Unit testing is a software testing mechanism to determine a
unit of code is working correctly and also it enforces to segregate the
programming code into a smaller unit and a small unit will be always easy for
developer to design, code and test compare to big module.
Unit Testing Life Cycle |
There is always a discussion happened in team, why we should
spend time to write the unit testing and what’s benefit of having it.
In this article, on basis of my many years’ experience in
writing unit test, I will try to explain what’s benefit you will be have to
introducing the unit testing into development process.
1. Better Design:
Before writing of actual code, we should write
the unit test, it enforce you to think about the better design and deeply
understanding of responsibility of component, which you are going to develop.
2. Quality of Code
Unit testing improves the quality of the
code. In early phase, it identifies every defect that may have come
up before code is sent further for deployment. Unit testing also enforce you to
write the more decouple and reusable of code.
3. Enforce Agile Process:
It is very risky to change of old design code.

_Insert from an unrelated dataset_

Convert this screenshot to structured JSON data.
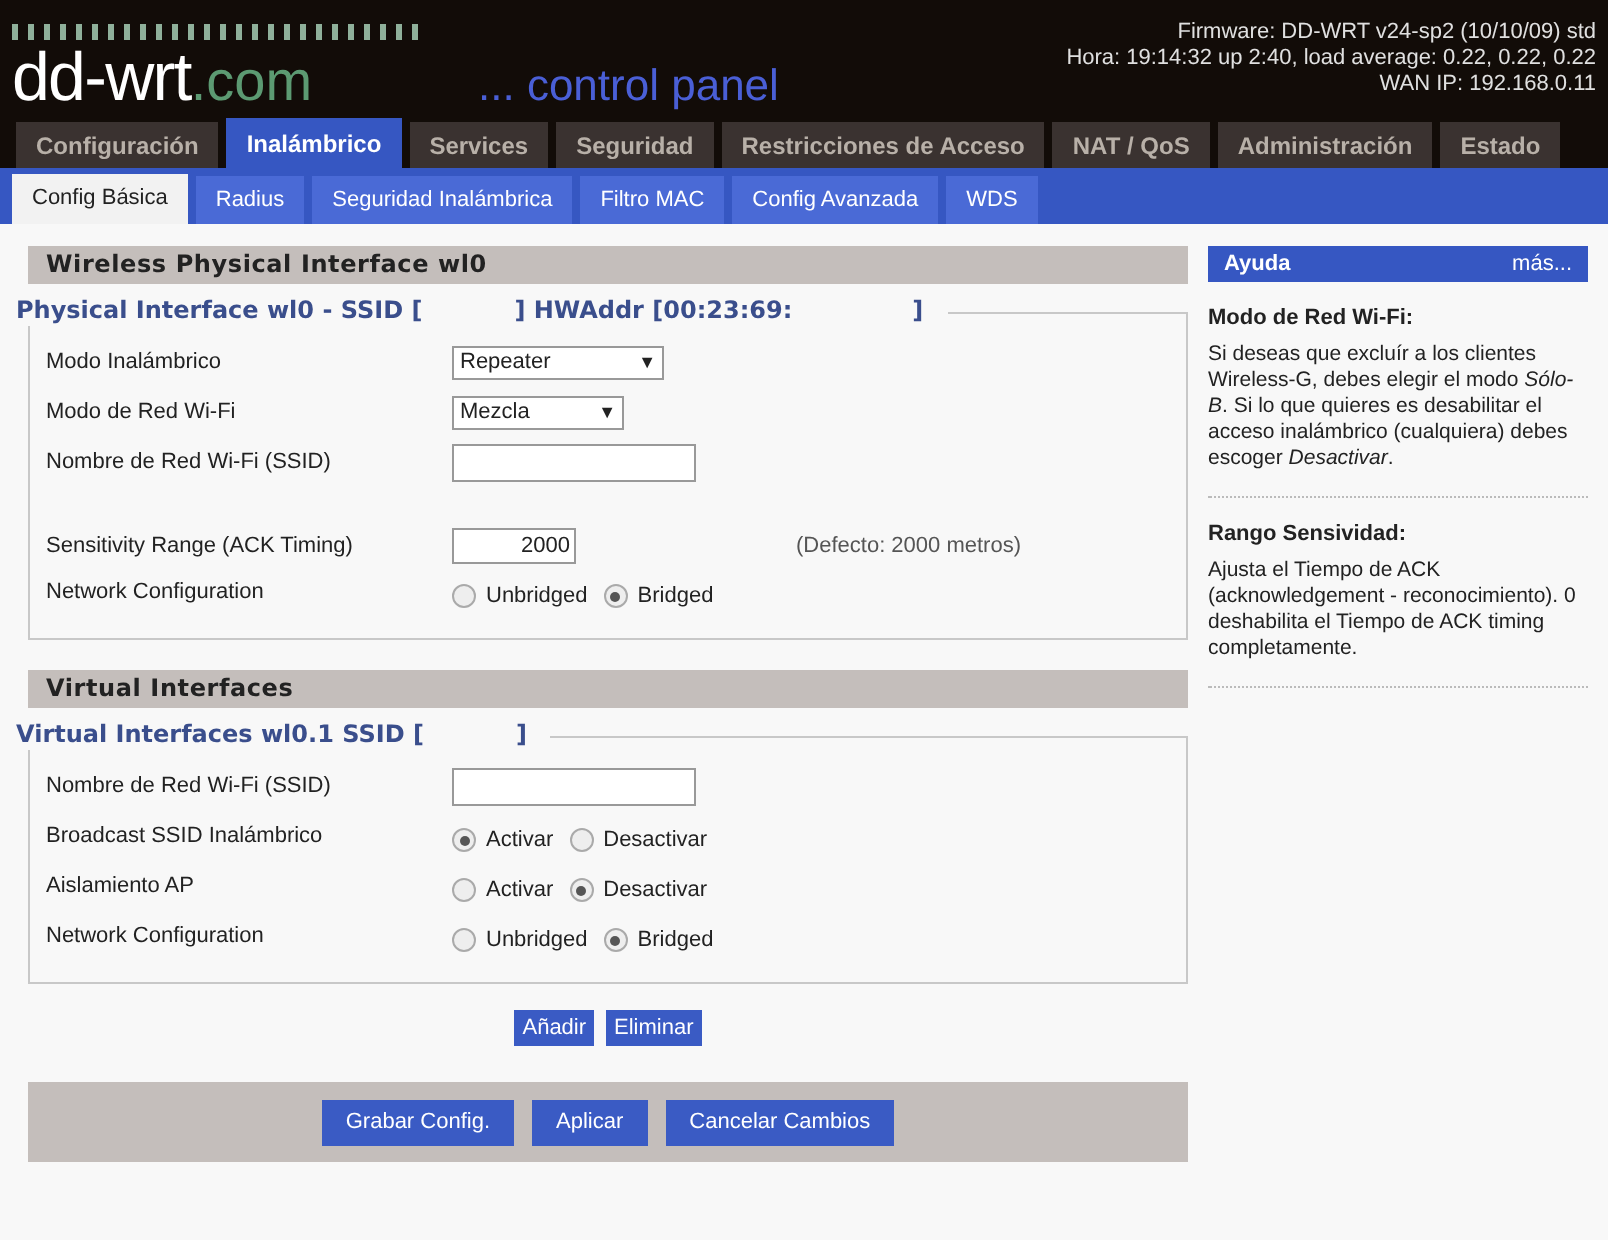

In agile process, we should always ready for new requirement or changes in
existing requirement and changing in existing and testable design code is very
risky but if unit test is proper placed it gives confidence to developer to
modify existing design or re-introduce new design.
4. Reduce of Cost:
if you think in long term of project, unit
testing always reduce the project cost, if unit test is written for developed
software, the maintenance becomes more easy for developer and he can
confidently modified existing code and quickly test modified code with help of
unit testing and also for new development, the bugs are found early, unit
testing helps reduce the cost of bug fixes. Imagine the cost of a bug found
during the later stages of development, like during system testing or during
acceptance testing. Of course, bugs detected earlier are easier to fix because
bugs detected later are usually the result of many changes, and you don’t
really know which one caused the bug.